Il sortit de sa parka un de ces nouveaux engins permettant de parler à distance. Pourquoi ce geste somme tout assez naturel m'incita-t-il à penser que tout n'allait pas aussi bien que déduit ? Je jetais un coup d'oeil sur mes compagnons en essayant de ne pas y mettre trop de curiosité. Les physionomies ne m'apprirent rien et il n'y aurait aucun commentaire. Personne ne se permettrait ainsi de proférer une mise en doute déplacée.
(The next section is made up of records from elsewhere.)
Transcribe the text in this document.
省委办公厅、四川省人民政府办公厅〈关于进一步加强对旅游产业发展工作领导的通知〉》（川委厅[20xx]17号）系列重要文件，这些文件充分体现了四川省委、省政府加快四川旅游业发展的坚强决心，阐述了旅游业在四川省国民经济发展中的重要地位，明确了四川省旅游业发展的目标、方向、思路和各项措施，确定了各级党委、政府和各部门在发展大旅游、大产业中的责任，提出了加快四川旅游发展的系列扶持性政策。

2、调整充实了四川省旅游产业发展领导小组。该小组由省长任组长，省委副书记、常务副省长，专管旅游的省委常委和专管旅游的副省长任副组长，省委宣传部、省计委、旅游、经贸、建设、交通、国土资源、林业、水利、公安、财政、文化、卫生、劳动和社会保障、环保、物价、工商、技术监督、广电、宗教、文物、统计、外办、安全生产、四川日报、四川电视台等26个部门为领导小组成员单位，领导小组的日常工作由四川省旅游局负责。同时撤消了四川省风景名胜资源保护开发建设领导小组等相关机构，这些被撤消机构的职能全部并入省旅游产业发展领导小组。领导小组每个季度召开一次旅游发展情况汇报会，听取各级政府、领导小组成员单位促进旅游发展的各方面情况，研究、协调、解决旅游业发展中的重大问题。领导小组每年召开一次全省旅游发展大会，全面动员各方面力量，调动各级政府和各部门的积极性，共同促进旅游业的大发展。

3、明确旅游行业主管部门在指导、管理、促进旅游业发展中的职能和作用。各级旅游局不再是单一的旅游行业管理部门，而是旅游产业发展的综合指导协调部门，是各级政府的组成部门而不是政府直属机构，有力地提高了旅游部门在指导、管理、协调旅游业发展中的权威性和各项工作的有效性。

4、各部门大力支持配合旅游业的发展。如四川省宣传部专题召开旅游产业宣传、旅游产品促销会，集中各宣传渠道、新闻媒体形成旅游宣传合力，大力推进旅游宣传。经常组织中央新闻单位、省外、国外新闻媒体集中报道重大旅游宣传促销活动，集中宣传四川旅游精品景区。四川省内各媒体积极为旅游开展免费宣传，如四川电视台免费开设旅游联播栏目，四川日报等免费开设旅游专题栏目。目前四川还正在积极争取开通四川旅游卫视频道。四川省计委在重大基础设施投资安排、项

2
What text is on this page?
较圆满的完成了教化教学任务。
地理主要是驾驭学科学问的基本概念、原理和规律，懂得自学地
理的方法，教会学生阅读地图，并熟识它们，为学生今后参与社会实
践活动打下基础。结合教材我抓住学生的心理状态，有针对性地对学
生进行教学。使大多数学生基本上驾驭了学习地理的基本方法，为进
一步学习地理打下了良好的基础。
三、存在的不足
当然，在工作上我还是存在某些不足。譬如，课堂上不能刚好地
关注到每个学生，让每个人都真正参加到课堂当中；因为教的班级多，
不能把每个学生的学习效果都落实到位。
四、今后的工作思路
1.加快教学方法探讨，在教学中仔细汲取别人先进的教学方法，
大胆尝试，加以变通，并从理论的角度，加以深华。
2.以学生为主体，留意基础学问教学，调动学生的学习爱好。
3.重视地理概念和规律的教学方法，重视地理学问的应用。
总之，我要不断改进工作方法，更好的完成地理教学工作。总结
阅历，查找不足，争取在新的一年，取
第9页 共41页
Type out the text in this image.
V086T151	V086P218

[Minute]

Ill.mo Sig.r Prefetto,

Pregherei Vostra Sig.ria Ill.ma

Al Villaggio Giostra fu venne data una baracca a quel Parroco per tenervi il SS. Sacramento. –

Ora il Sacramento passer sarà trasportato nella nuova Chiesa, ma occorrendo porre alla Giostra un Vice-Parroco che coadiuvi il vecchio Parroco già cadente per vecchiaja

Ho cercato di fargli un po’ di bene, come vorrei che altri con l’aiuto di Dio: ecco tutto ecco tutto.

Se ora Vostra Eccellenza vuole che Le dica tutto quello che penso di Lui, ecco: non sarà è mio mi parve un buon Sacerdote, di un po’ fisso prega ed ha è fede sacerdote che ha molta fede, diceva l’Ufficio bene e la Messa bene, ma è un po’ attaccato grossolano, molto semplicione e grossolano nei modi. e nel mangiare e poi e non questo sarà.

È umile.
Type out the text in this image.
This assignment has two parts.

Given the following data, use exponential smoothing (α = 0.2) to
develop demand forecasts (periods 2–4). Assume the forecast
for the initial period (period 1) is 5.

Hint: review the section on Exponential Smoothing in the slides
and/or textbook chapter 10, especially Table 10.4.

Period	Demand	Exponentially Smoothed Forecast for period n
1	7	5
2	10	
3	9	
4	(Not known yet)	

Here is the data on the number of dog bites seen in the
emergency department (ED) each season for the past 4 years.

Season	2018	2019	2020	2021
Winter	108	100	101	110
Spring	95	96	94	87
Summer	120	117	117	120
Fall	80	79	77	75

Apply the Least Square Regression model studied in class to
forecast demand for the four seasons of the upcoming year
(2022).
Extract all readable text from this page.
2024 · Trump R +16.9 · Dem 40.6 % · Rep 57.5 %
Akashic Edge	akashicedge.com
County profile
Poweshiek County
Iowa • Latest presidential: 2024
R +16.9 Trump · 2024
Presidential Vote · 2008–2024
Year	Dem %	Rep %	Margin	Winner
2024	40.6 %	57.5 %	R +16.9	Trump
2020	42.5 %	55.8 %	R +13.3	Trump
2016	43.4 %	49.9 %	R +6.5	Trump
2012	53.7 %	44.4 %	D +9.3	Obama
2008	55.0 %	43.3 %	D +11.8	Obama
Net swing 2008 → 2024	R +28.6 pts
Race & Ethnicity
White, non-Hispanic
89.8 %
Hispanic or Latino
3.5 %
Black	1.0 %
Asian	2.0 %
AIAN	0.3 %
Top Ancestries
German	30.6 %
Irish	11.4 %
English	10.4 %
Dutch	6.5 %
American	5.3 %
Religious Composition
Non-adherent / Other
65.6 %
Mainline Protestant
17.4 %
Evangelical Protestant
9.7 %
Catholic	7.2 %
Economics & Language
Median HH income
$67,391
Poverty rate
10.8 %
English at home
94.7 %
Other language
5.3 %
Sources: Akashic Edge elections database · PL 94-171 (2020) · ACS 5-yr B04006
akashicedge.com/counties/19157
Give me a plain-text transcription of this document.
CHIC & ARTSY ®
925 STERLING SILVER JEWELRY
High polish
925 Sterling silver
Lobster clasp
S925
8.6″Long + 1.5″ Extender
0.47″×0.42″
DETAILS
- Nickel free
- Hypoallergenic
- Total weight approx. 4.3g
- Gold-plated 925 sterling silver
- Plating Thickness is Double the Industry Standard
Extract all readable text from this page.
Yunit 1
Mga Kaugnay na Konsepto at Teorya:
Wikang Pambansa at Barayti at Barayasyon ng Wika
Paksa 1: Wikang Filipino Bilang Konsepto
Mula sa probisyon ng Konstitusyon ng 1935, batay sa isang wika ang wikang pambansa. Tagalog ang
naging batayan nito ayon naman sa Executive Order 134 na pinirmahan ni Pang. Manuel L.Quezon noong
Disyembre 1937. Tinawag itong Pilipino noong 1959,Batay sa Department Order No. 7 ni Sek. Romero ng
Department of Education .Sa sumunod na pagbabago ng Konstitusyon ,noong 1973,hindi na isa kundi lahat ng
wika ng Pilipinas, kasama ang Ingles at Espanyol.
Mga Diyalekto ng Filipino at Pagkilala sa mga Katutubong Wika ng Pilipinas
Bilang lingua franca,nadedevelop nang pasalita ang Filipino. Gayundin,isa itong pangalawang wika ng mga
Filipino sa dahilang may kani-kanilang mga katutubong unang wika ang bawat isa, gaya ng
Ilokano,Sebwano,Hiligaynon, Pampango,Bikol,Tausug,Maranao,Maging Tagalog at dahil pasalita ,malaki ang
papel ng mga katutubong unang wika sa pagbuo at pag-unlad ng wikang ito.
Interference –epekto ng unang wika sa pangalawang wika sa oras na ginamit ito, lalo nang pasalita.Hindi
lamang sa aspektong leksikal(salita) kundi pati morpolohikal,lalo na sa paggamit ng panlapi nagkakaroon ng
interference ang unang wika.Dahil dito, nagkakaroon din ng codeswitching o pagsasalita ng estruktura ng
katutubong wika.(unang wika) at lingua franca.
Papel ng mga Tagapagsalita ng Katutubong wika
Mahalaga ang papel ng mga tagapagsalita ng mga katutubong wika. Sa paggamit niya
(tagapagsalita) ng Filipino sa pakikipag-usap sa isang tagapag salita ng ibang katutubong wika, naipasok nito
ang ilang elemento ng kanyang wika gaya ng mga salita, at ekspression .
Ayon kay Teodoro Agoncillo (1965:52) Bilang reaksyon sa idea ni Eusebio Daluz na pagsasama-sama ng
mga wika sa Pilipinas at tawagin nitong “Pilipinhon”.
— Arrière garde. Lui intima Chy'Stan'Ho

Protéger l'estafette semblait un ordre logique mais clairement il voulait également ne pas avoir ce trublion inexpérimenté dans les pattes. Tellement absorbé par mes questionnements je faillis ne pas entendre la suite.

— Thy'Ong'Wam ?

Ce sont les réflexes qui me firent répondre oui mais la prise de conscience se fit en décalé. Je regardais notre chef muet. Le froncement de sourcil me réveilla brusquement :

— A vos ordres ?

— Dans les rangs !

Une brutale émotion m'étreint tout le corps menaçant de rompre une digue toute virtuelle. L'entrainement Gu'Ntd me sauva d'une larmichette humiliante. Le chef décidait de mon incorporation dans le groupe de combat. Sans formalité, je devenais en un éclair un adulte reconnu pleinement. Un geste minimal, une conséquence émotionnelle maximale... Du talon, et avec légèreté, je fis avancer ma monture. Elle s'exécuta sans rechigner dans l'espace libéré par mes futurs voisins. Je me sentais plus grand, plus fort. Aussi bien, si la dignité ne m'en avait pas empêché, j'aurais pu agir comme un pioiti durant sa première danse du rut, la crête toute hérissée. Mes nouveaux voisins de droite et de gauche tendirent leurs mains, poings serrés. Je posais mes deux paumes dessus. Un rite immuable scellant et surlignant une de nos valeurs : « Seul, tu n'arriveras à rien ! »

Notes

L'entrainement Gu'Ntd : Textuellement le geste du sang-froid. Technique permettant en toutes circonstances de garder une apparence digne, à base de respiration et d'auto persuasion. Pour les Sey’chouaines, c'est une technique pleine et entière de combat. A ce titre, elle est enseignée avant même l'apprentissage et la manipulation des armes en tous genres. Elle permet en toutes circonstances de garder le recul nécessaire à une bonne vision d’ensemble, une maitrise des gestes, une efficacité certaine du tir et du maniement des armes blanches, d'éviter la précipitation dans les décisions importantes et d’accélérer celles des situations d'urgence.